Campaign News | Wednesday, 7 September 2005

Ricardo Alarcón accuses US government of denying visas to delegation from National Assembly of People’s Power to attend World Conference of Parliamentary Presidents at UN

Havana Sept 5. ONCE more, the Washington government is violating contract obligations as headquarters of the United Nations and is insulting the Inter-Parliamentary Union (IUP) and the UN, charged Ricardo Alarcón de Quesada in a message sent yesterday (September 5) to Mr. Anders Johnsson, secretary general of the IUP, after visas were denied to the delegation from Cuba’s National Assembly of People’s Power, who were to attend the 2nd World Conference of Parliamentary Presidents scheduled for this week at the UN in New York

History is repeating itself, the message states. The first conference took place in New York in September of 2000, in spite of Cuba’s delegation being prevented from participating by an arbitrary U.S. decision, just as it was this time.

Washington is ignoring the fact that this conference, just like the previous one, has the sponsorship and backing of the two institutions, as ratified in numerous resolutions signed by both.

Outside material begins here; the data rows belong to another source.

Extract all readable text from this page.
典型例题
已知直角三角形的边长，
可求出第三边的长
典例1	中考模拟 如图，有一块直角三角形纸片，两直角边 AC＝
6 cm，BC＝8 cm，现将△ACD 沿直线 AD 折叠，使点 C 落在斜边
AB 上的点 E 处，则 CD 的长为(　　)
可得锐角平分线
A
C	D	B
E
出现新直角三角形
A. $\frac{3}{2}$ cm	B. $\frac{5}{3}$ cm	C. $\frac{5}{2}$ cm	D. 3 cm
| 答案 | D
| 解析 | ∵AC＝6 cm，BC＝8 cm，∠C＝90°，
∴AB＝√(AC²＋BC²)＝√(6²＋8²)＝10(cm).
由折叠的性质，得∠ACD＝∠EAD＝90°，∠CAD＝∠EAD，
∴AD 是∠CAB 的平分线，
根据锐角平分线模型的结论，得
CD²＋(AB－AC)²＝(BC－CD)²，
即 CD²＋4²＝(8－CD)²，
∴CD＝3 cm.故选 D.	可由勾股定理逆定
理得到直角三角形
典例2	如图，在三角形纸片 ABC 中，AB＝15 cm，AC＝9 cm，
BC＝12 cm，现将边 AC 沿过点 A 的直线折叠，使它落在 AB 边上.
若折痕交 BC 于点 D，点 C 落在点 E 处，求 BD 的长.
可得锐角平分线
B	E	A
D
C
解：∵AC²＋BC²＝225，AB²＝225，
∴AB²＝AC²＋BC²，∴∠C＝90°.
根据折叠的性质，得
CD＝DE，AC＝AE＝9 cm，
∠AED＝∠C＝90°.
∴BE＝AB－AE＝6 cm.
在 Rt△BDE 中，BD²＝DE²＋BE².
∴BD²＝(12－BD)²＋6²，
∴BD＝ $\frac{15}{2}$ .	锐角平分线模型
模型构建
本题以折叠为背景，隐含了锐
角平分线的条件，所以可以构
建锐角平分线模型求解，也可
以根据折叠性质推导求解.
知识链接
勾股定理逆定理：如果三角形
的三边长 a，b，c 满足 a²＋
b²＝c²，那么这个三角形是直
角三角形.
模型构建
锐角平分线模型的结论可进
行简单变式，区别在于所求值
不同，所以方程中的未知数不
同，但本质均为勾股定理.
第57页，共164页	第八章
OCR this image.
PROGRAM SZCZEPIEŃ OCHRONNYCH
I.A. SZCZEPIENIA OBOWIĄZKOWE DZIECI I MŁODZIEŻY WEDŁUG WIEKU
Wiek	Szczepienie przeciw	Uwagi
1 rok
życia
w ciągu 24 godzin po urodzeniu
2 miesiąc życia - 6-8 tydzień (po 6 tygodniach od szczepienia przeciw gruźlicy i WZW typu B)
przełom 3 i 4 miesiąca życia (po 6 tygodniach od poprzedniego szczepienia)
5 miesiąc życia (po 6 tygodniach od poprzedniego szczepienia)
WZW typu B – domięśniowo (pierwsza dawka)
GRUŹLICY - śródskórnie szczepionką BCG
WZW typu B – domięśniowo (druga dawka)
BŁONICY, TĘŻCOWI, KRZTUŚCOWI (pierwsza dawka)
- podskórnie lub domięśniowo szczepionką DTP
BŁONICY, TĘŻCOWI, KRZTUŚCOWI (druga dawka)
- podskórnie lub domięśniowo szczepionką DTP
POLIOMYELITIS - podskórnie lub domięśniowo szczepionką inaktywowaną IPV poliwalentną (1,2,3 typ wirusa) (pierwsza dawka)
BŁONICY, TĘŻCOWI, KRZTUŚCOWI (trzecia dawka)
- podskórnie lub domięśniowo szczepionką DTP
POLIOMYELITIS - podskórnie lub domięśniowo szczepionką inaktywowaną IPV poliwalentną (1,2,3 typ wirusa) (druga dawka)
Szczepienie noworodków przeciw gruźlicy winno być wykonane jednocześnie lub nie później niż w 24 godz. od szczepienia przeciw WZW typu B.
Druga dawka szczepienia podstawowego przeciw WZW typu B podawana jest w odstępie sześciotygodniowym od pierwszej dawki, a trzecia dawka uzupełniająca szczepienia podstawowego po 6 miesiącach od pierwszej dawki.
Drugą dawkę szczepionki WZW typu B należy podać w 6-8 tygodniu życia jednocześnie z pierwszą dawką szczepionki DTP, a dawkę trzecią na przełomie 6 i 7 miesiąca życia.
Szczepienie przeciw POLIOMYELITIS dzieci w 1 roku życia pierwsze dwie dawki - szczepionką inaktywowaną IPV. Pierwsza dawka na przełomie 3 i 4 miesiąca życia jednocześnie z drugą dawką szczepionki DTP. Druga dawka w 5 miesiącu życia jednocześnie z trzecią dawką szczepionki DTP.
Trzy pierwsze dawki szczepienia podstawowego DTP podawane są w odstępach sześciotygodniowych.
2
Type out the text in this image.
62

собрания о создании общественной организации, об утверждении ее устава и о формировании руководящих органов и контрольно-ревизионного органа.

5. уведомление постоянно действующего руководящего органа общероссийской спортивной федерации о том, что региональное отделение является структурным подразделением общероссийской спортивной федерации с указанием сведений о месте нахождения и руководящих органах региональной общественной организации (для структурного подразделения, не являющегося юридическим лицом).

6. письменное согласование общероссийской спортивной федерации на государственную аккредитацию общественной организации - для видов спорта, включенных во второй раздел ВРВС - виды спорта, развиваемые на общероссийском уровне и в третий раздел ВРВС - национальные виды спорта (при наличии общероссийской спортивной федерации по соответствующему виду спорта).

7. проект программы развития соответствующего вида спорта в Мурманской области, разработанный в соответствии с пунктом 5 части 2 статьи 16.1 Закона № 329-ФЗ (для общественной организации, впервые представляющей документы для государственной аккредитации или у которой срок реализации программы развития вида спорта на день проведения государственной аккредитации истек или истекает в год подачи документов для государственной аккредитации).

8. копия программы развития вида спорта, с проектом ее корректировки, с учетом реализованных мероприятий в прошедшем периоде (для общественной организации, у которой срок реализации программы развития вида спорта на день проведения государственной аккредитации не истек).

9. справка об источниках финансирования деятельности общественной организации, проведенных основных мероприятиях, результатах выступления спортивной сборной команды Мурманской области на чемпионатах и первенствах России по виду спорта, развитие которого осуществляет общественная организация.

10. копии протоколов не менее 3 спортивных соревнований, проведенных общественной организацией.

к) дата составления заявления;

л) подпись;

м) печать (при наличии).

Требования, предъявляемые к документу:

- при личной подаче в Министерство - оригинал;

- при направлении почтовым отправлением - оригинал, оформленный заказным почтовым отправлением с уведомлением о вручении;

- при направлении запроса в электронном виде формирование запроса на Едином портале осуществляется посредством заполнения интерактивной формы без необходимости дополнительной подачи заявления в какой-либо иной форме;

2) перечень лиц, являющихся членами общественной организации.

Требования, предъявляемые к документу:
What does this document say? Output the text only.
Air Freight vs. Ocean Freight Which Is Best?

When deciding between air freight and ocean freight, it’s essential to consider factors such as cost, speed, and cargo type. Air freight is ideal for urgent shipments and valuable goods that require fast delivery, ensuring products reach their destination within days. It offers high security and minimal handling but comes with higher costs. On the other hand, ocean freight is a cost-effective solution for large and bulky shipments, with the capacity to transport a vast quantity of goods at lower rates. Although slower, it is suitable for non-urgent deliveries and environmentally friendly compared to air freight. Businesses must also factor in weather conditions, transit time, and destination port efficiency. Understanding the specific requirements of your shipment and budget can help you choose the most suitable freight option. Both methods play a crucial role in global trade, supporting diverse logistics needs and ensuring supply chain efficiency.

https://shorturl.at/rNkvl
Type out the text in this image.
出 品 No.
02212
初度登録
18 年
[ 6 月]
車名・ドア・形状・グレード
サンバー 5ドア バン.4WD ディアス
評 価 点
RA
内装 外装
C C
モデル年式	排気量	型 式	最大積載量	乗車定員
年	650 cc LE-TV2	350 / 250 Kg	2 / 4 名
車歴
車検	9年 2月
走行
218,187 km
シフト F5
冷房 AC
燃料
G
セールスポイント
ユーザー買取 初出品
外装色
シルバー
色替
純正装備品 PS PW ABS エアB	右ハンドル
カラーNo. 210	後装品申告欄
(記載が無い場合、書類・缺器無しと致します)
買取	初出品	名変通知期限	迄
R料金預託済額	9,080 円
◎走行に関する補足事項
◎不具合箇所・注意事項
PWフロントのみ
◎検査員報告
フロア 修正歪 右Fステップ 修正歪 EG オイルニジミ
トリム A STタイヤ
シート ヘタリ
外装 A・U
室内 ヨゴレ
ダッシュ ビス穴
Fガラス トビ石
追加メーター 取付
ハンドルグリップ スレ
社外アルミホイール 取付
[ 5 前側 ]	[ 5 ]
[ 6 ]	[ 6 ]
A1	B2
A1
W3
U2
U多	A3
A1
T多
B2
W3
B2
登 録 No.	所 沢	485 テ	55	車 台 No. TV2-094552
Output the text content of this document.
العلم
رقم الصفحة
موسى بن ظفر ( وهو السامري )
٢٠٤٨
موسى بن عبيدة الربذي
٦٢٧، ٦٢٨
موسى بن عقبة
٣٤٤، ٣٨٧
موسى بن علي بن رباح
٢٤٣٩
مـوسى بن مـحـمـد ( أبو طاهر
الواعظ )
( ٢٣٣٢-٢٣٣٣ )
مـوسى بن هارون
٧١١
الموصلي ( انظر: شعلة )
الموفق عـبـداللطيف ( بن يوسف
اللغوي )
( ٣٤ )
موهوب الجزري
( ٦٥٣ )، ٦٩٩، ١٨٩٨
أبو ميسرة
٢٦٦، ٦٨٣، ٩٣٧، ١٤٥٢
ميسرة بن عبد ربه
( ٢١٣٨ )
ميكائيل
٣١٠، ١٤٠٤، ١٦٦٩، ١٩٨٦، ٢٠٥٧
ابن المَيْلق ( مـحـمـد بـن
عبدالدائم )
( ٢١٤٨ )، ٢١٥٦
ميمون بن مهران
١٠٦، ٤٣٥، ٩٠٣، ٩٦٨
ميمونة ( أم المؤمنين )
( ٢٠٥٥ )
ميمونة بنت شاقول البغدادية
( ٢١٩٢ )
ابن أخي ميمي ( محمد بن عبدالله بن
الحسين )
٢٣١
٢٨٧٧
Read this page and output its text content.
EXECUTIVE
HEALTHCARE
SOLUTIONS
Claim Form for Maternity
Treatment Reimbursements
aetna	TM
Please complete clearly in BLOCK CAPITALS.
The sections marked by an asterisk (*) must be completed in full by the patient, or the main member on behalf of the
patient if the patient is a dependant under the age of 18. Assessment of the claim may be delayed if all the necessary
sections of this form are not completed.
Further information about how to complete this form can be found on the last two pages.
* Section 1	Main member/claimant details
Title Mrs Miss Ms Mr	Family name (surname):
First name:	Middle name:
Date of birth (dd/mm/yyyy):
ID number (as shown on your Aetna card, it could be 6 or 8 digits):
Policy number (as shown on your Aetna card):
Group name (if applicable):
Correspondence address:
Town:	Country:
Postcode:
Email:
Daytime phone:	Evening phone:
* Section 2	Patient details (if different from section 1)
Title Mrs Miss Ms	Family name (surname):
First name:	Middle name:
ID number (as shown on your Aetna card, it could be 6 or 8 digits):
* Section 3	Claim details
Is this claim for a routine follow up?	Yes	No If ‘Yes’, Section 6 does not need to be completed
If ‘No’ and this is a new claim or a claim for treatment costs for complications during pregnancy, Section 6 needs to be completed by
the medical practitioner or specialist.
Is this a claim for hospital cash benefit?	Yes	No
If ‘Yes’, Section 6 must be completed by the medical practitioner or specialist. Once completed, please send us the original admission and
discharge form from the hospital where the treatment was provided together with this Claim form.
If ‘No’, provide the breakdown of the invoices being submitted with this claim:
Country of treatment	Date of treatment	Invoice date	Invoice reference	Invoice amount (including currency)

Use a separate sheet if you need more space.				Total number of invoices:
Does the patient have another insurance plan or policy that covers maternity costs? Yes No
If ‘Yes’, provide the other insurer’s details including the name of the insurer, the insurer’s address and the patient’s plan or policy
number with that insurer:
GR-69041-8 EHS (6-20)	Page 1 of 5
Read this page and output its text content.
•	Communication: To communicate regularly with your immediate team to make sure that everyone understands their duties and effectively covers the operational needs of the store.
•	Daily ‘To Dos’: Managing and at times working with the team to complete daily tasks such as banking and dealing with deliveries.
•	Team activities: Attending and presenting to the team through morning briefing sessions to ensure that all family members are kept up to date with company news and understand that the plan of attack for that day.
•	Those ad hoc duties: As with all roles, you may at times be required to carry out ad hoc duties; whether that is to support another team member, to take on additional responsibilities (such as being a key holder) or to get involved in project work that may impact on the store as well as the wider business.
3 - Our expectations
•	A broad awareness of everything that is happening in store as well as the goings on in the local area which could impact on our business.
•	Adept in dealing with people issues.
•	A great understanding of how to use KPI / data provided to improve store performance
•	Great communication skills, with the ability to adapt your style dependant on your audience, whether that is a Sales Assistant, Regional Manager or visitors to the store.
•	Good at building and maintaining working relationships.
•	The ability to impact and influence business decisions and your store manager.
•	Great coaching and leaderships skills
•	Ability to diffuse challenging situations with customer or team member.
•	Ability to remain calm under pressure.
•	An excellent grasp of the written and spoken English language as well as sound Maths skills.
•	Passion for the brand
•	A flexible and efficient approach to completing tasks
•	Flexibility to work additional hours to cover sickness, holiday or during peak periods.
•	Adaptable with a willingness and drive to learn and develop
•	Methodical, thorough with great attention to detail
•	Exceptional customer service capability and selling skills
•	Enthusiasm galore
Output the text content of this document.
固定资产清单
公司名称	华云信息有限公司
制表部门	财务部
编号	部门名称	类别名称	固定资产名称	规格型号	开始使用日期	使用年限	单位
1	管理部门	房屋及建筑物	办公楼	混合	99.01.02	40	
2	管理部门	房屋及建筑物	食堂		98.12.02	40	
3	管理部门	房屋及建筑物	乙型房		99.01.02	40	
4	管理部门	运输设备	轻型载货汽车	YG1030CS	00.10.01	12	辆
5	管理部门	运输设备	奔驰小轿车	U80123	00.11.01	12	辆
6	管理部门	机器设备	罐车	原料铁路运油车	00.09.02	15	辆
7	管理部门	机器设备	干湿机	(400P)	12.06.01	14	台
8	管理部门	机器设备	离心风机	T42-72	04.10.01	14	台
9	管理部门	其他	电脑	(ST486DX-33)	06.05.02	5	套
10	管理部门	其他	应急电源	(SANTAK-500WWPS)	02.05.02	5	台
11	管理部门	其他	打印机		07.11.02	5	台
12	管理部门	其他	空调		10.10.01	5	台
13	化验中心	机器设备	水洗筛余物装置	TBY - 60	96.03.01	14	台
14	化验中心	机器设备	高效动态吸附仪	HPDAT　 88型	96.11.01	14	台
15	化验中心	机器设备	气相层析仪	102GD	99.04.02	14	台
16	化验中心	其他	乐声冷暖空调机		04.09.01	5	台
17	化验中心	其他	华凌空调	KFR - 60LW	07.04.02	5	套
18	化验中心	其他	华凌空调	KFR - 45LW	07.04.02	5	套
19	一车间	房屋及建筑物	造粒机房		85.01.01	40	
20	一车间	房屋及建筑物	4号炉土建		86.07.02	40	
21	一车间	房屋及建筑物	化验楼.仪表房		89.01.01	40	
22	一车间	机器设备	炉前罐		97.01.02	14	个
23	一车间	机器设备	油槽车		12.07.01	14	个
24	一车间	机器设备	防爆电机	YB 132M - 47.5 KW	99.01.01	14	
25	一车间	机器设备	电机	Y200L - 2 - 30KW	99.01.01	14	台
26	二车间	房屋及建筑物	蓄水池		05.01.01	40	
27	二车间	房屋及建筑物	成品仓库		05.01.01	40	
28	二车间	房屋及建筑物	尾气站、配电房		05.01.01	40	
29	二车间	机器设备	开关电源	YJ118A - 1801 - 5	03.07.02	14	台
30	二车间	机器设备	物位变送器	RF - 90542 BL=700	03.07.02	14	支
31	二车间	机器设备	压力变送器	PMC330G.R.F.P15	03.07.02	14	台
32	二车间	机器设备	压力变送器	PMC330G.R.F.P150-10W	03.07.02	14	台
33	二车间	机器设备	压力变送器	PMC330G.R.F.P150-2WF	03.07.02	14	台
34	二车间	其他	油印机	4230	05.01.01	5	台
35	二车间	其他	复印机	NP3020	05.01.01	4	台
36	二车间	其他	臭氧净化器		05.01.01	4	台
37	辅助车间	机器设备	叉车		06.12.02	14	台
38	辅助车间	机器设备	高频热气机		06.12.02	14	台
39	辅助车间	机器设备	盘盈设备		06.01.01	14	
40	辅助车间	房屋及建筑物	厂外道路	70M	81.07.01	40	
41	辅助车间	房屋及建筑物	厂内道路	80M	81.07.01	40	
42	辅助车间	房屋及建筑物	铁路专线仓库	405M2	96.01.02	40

"I deeply regret," Alarcón wrote, "being prevented from meeting in New York with many colleagues with whom we had arranged to do so. Assuming that the conference will go ahead, in spite of this situation in clear violation of IPU principles, I hope that this at least expresses a clear condemnation of the action taken by the United States."

Considering that the condemnation would be insufficient, the Cuban parliamentary president made two further proposals "as a full member of the conference, even if prevented from being there because of the arrogant and unwonted conduct of a country that is a not a member of the Union."

He proposes, in the first place, that the conference should express its firmest and total solidarity with the people of the United States, victims of Hurricane Katrina, especially the peoples of Louisiana, Mississippi and Alabama. The IPU should call on the entire international community to supply the urgent and indispensable aid needed to save lives that may still be saved, relieve the enormous shortages and help them to recover as quickly as possible, and to also make a special effort in the city of New Orleans, a World Heritage Site.

As a second point, he proposes that the IPU should decide not to hold future conferences or meetings on U.S. territory, including the UN headquarters in New York, where an IPU parliamentary hearing has been convened for October 31; it should be cancelled immediately. If it is not, the IPU would be ignoring one of its basic principles: that its meetings can only take place if all its members have the opportunity to participate.

This principle - concludes Alarcón in his letter - is a demand that all of the organization’s members have respected. It is absolutely unacceptable that it should be destroyed by the government of a country whose parliament does not belong to the IPU and which still has yet to pay off the huge debt of dues that it did not pay during the years in which it was part of our organization.